ML Paper Challenge Day 36, 37— Building high-level features using large scale unsupervised learning

Original article was published on Deep Learning on Medium

ML Paper Challenge Day 36, 37— Building high-level features using large scale unsupervised learning

Day 36–37: 2020.05.17–18
Paper: Building high-level features using large scale unsupervised learning
Category: Model/Unsupervised Learning

This paper is a milestone.

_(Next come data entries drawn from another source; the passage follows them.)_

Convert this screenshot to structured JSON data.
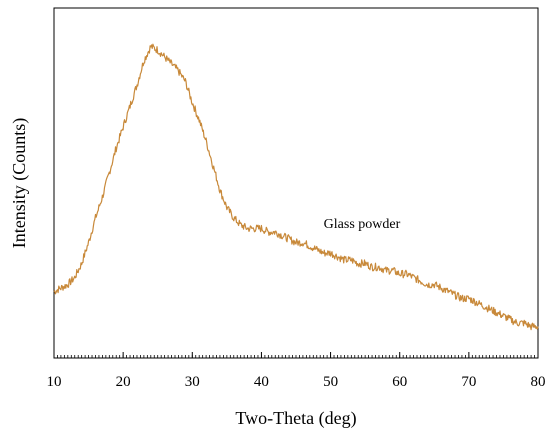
{
  "chart_data": {
    "type": "line",
    "title": "",
    "xlabel": "Two-Theta (deg)",
    "ylabel": "Intensity (Counts)",
    "xlim": [
      10,
      80
    ],
    "ylim": [
      0,
      100
    ],
    "x_ticks": [
      10,
      20,
      30,
      40,
      50,
      60,
      70,
      80
    ],
    "x_tick_labels": [
      "10",
      "20",
      "30",
      "40",
      "50",
      "60",
      "70",
      "80"
    ],
    "y_ticks_labeled": false,
    "grid": false,
    "series_color": "#c8893a",
    "annotations": [
      {
        "text": "Glass powder",
        "x": 49,
        "y": 36
      }
    ],
    "series": [
      {
        "x": [
          10,
          11,
          12,
          13,
          14,
          15,
          16,
          17,
          18,
          19,
          20,
          21,
          22,
          23,
          24,
          25,
          26,
          27,
          28,
          29,
          30,
          31,
          32,
          33,
          34,
          35,
          36,
          37,
          38,
          39,
          40,
          41,
          42,
          43,
          44,
          45,
          46,
          47,
          48,
          49,
          50,
          51,
          52,
          53,
          54,
          55,
          56,
          57,
          58,
          59,
          60,
          61,
          62,
          63,
          64,
          65,
          66,
          67,
          68,
          69,
          70,
          71,
          72,
          73,
          74,
          75,
          76,
          77,
          78,
          79,
          80
        ],
        "y": [
          19,
          20,
          21,
          23,
          27,
          33,
          40,
          46,
          53,
          60,
          66,
          72,
          78,
          85,
          89,
          88,
          86,
          84,
          82,
          79,
          73,
          68,
          62,
          55,
          48,
          43,
          40,
          38,
          37,
          37,
          37,
          36,
          36,
          35,
          34,
          33,
          33,
          32,
          31,
          30,
          30,
          29,
          28,
          28,
          27,
          27,
          26,
          26,
          25,
          25,
          24,
          24,
          23,
          22,
          21,
          21,
          20,
          19,
          18,
          17,
          17,
          16,
          15,
          14,
          13,
          12,
          11,
          10,
          10,
          9,
          9
        ]
      }
    ]
  }
}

The main topic there is to prove that it is possible to learn some high-level features without any labelled data.

Result First:

  • A neuron is learnt to classify face image with 81.7% accuracy.
  • A neuron is learnt to classify cat and human body image with 74.8% and 76.7% respectively.
  • Control experiments show that the learned detector is not only invariant to translation but also to out-of-plane rotation and scaling.

How

  • An extremely huge number of trainable parameters 1 billion, more than an order of magnitude larger than other large networks reported in literature.
    (although still tiny compared to the human visual cortex, which is 106 times larger in terms of the number of neurons and synapses)
  • A 9-layered locally connected sparse autoencoder with local receptive fields (each feature in the autoencoder can connect only to a small region of the lower layer), local L2 pooling (to achieve invariance to local deformations) and local contrast normalization (allows the learning of invariant features)
  • Train using model parallelism and asynchronous SGD on a cluster with 1,000 machines (16,000 cores) for three days.
  • 1st sublayer: filtering (or simple) ;
    has receptive fields of 18×18 pixels and the second sub-layer pools over 5×5 overlapping neighborhoods of features (i.e., pooling size).The neurons in the first sublayer connect to pixels in all input channels (or maps) whereas the neurons in the second sublayer connect to pixels of only one channel.
  • 2nd sublayer: L2 pooling (or complex)
  • 3rd sublayer: local subtractive and divisive normalization (inspired by biological and computational models)
  • local receptive fields != convolutional: the parameters are not shared across different locations in the image.